Мир за мир (СИ) - Ворон Ярослав. Страница 44

— Контора, — ответила женщина. — Здесь недалеко. Но два месяца испытательного срока, боюсь, не возьмут потом, — она вздохнула. — И так не хотели, но я сказала, что с Белочкой мама посидит, если что.

— Тогда в чём дело? Это и есть основная претензия к молодым женщинам — с больничных не вылезают, «унихжедети». А тебе остаётся только на работе не косячить.

— Сказали, чтобы оделась как следует, типа у них приличная контора, а не бухгалтерия Урюпинского водоканала. А у меня нет ничего, был один офисный костюм, так располнела же в декрете, не влезу. И туфли старые уже.

— Я тебе фея или кто? — притворно обиделась Ната. — Главное, на причёску и маникюр деньги нашлись, вижу! А одеться… — она показала большой пакет. — Мне почему-то кажется, что я могу купить кому угодно всё точно по размеру, если видела человека хоть раз. Проверим?

— Ой… — отшатнулась Кристина. — Об этом магазине все девочки с придыханием говорили. Но я не могу, очень дорого!

— Крис, повторяю: я — Лесная Сестра! И — нет, не краденое, всё честно оплачено.

— Ну что ты, я и не думала… — смутилась женщина. — Как на меня шилось! Ната, тебе не «показалось», ты действительно это можешь! И туфли как раз. Спасибо! — она стояла перед зеркалом в костюме цвета осенней листвы и туфлях на не очень высоком каблуке.
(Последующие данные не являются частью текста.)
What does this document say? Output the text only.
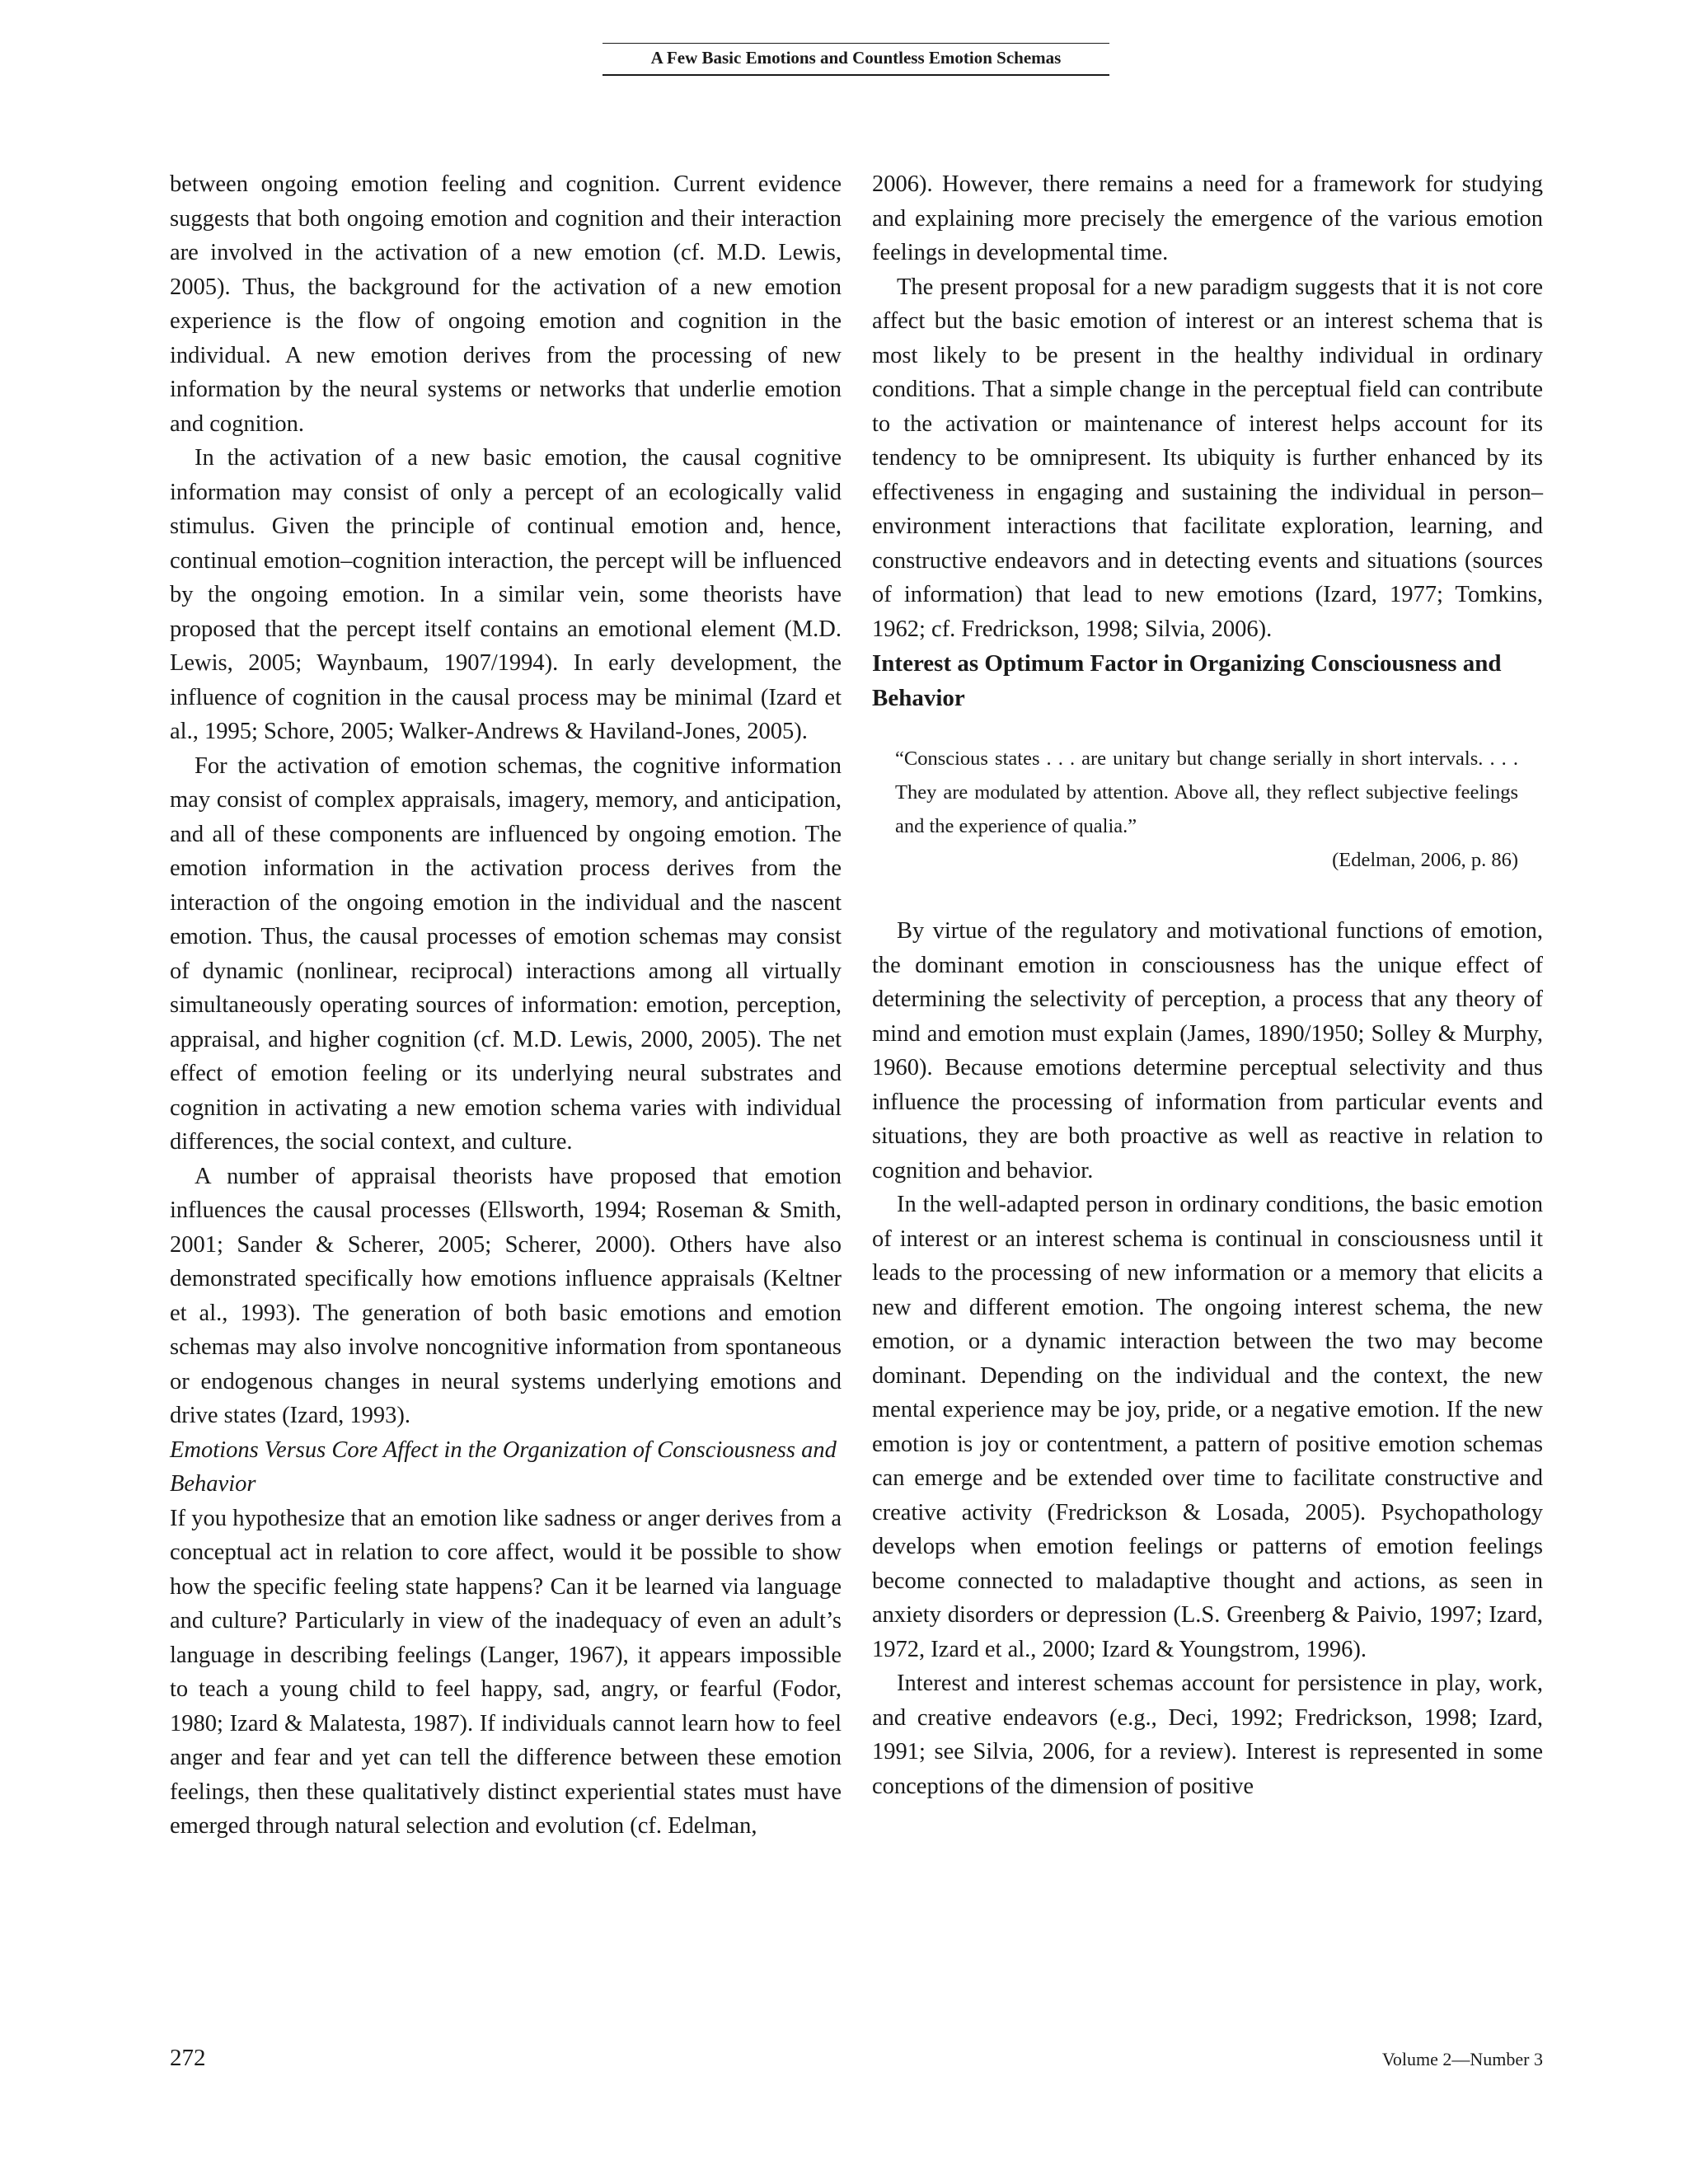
A Few Basic Emotions and Countless Emotion Schemas

between ongoing emotion feeling and cognition. Current evidence suggests that both ongoing emotion and cognition and their interaction are involved in the activation of a new emotion (cf. M.D. Lewis, 2005). Thus, the background for the activation of a new emotion experience is the flow of ongoing emotion and cognition in the individual. A new emotion derives from the processing of new information by the neural systems or networks that underlie emotion and cognition.

In the activation of a new basic emotion, the causal cognitive information may consist of only a percept of an ecologically valid stimulus. Given the principle of continual emotion and, hence, continual emotion–cognition interaction, the percept will be influenced by the ongoing emotion. In a similar vein, some theorists have proposed that the percept itself contains an emotional element (M.D. Lewis, 2005; Waynbaum, 1907/1994). In early development, the influence of cognition in the causal process may be minimal (Izard et al., 1995; Schore, 2005; Walker-Andrews & Haviland-Jones, 2005).

For the activation of emotion schemas, the cognitive information may consist of complex appraisals, imagery, memory, and anticipation, and all of these components are influenced by ongoing emotion. The emotion information in the activation process derives from the interaction of the ongoing emotion in the individual and the nascent emotion. Thus, the causal processes of emotion schemas may consist of dynamic (nonlinear, reciprocal) interactions among all virtually simultaneously operating sources of information: emotion, perception, appraisal, and higher cognition (cf. M.D. Lewis, 2000, 2005). The net effect of emotion feeling or its underlying neural substrates and cognition in activating a new emotion schema varies with individual differences, the social context, and culture.

A number of appraisal theorists have proposed that emotion influences the causal processes (Ellsworth, 1994; Roseman & Smith, 2001; Sander & Scherer, 2005; Scherer, 2000). Others have also demonstrated specifically how emotions influence appraisals (Keltner et al., 1993). The generation of both basic emotions and emotion schemas may also involve noncognitive information from spontaneous or endogenous changes in neural systems underlying emotions and drive states (Izard, 1993).

Emotions Versus Core Affect in the Organization of Consciousness and Behavior

If you hypothesize that an emotion like sadness or anger derives from a conceptual act in relation to core affect, would it be possible to show how the specific feeling state happens? Can it be learned via language and culture? Particularly in view of the inadequacy of even an adult’s language in describing feelings (Langer, 1967), it appears impossible to teach a young child to feel happy, sad, angry, or fearful (Fodor, 1980; Izard & Malatesta, 1987). If individuals cannot learn how to feel anger and fear and yet can tell the difference between these emotion feelings, then these qualitatively distinct experiential states must have emerged through natural selection and evolution (cf. Edelman,

2006). However, there remains a need for a framework for studying and explaining more precisely the emergence of the various emotion feelings in developmental time.

The present proposal for a new paradigm suggests that it is not core affect but the basic emotion of interest or an interest schema that is most likely to be present in the healthy individual in ordinary conditions. That a simple change in the perceptual field can contribute to the activation or maintenance of interest helps account for its tendency to be omnipresent. Its ubiquity is further enhanced by its effectiveness in engaging and sustaining the individual in person–environment interactions that facilitate exploration, learning, and constructive endeavors and in detecting events and situations (sources of information) that lead to new emotions (Izard, 1977; Tomkins, 1962; cf. Fredrickson, 1998; Silvia, 2006).

Interest as Optimum Factor in Organizing Consciousness and Behavior

“Conscious states . . . are unitary but change serially in short intervals. . . . They are modulated by attention. Above all, they reflect subjective feelings and the experience of qualia.”
(Edelman, 2006, p. 86)

By virtue of the regulatory and motivational functions of emotion, the dominant emotion in consciousness has the unique effect of determining the selectivity of perception, a process that any theory of mind and emotion must explain (James, 1890/1950; Solley & Murphy, 1960). Because emotions determine perceptual selectivity and thus influence the processing of information from particular events and situations, they are both proactive as well as reactive in relation to cognition and behavior.

In the well-adapted person in ordinary conditions, the basic emotion of interest or an interest schema is continual in consciousness until it leads to the processing of new information or a memory that elicits a new and different emotion. The ongoing interest schema, the new emotion, or a dynamic interaction between the two may become dominant. Depending on the individual and the context, the new mental experience may be joy, pride, or a negative emotion. If the new emotion is joy or contentment, a pattern of positive emotion schemas can emerge and be extended over time to facilitate constructive and creative activity (Fredrickson & Losada, 2005). Psychopathology develops when emotion feelings or patterns of emotion feelings become connected to maladaptive thought and actions, as seen in anxiety disorders or depression (L.S. Greenberg & Paivio, 1997; Izard, 1972, Izard et al., 2000; Izard & Youngstrom, 1996).

Interest and interest schemas account for persistence in play, work, and creative endeavors (e.g., Deci, 1992; Fredrickson, 1998; Izard, 1991; see Silvia, 2006, for a review). Interest is represented in some conceptions of the dimension of positive

272	Volume 2—Number 3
— Ну вот, теперь дела у фирмы точно пойдут! — пошутила фея. — Сразу видно — успешная контора, даже клерки в Милане одеваются.

— Да ну… — наморщила нос Кристина. — Мужикам пофиг, а тётки подумают — «небось впроголодь живёт, а сама кредит взяла прибарахлиться».

— Это да! — рассмеялась Ната. — Вот такие мы, женщины! Заверши образ, кстати, — она протянула шкатулку. — Цитрин[10], так что не беспокойся, никаких реальных драгоценностей на работе. «Гном хоть и ворчал, но на самом деле сделал с удовольствием, ему тоже хочется мастером себя чувствовать, а одних фей — не напасёшься», — улыбнулась она про себя.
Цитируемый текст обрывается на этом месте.